Intercepting Internet traffic, and spying on the communication between two computers, is a gold mine for hackers. Now Carnegie Mellon University researchers hope software they've built will make it harder for criminals to hit that jackpot.
The software, a free download for use with latest version of the Firefox Web browser, creates an additional way for people to verify whether the site they're trying to visit is authentic.

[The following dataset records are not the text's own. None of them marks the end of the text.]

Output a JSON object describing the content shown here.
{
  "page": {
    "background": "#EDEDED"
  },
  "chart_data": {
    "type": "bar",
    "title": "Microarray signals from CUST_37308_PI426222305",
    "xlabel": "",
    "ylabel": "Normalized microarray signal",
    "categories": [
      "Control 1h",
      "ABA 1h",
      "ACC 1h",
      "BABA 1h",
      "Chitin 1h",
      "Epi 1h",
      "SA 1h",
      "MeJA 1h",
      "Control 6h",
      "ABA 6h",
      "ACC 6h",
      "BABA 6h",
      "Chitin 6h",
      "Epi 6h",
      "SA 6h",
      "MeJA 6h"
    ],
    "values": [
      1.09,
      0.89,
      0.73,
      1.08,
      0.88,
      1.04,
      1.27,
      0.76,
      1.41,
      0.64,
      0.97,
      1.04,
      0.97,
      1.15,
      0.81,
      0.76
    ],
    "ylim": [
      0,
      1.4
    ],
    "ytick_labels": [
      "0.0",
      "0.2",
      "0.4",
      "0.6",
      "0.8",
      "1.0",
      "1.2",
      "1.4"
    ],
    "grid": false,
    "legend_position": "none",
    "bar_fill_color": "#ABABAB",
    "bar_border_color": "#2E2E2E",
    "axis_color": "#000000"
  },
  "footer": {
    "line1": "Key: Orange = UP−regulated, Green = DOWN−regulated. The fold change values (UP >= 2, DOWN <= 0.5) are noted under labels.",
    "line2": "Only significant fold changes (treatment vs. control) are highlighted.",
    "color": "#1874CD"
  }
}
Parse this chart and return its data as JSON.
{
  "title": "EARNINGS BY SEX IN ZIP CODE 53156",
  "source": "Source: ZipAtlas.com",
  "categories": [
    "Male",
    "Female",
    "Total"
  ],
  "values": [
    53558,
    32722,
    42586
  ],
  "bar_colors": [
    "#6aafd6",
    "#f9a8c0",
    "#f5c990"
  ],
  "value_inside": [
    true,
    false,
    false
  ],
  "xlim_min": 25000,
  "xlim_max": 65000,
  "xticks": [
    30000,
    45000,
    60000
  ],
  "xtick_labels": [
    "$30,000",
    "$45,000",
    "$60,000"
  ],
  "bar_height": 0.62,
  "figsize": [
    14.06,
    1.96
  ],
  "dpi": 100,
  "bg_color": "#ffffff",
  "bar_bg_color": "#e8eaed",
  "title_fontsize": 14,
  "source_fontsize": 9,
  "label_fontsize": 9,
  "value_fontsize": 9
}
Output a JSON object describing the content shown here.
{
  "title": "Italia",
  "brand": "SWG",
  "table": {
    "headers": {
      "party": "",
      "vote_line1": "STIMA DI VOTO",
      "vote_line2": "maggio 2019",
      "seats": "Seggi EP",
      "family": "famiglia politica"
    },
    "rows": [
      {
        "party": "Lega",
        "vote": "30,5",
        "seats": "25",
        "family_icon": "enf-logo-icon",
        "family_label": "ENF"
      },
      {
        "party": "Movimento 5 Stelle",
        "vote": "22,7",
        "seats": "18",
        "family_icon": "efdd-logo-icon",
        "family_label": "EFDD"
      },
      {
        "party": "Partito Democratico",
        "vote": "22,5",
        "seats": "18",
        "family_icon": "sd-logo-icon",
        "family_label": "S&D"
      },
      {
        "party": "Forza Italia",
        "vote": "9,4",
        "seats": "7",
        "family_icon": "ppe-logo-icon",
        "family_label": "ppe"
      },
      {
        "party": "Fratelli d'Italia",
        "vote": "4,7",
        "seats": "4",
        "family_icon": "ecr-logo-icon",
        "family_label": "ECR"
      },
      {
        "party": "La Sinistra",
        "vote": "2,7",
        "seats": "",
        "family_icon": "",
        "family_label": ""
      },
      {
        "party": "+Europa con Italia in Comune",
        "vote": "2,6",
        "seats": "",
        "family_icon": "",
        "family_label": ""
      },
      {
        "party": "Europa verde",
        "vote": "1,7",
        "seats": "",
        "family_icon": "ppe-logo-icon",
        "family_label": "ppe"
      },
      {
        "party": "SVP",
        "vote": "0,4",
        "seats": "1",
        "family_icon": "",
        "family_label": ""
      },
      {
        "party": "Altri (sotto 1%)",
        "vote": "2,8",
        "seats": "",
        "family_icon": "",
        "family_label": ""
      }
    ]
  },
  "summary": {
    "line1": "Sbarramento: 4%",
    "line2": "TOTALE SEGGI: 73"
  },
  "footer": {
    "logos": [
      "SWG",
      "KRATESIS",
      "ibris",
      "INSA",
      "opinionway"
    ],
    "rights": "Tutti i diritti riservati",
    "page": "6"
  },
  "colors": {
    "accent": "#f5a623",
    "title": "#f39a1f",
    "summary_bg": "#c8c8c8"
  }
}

Most browsers already alert users when a site appears bogus. One way is by warning that a site that claims to be equipped to handle confidential information securely hasn't been verified by a third party, like VeriSign Inc. or GoDaddy.com Inc. Those are two of many companies that sell so-called Secure Sockets Layer certificates, which generate the padlock icon in the address bar.
The problem, the Carnegie Mellon researchers say, is that many people are perplexed about how to proceed once they get one of those warnings about a bad certificate.
Some click through, going on to malicious sites that steal their personal information, while others retreat, skipping over harmless sites that used less expensive, "self-signed" certificates.
So the researchers — David Andersen, Adrian Perrig and Dan Wendlandt — created a program that performs a novel extra step. It can tap into a network of publicly accessible servers that have been programmed to ping Web sites and record changes in the encryption keys they use to secure data.
Any discrepancy can be a sign that hackers are rerouting traffic through machines under their control, a pernicious type of attack known as a "man in the middle."
As a result, the new program either overrides the security warning if a site is deemed legitimate, or throws up another warning if the subsequent probes reveal more red flags.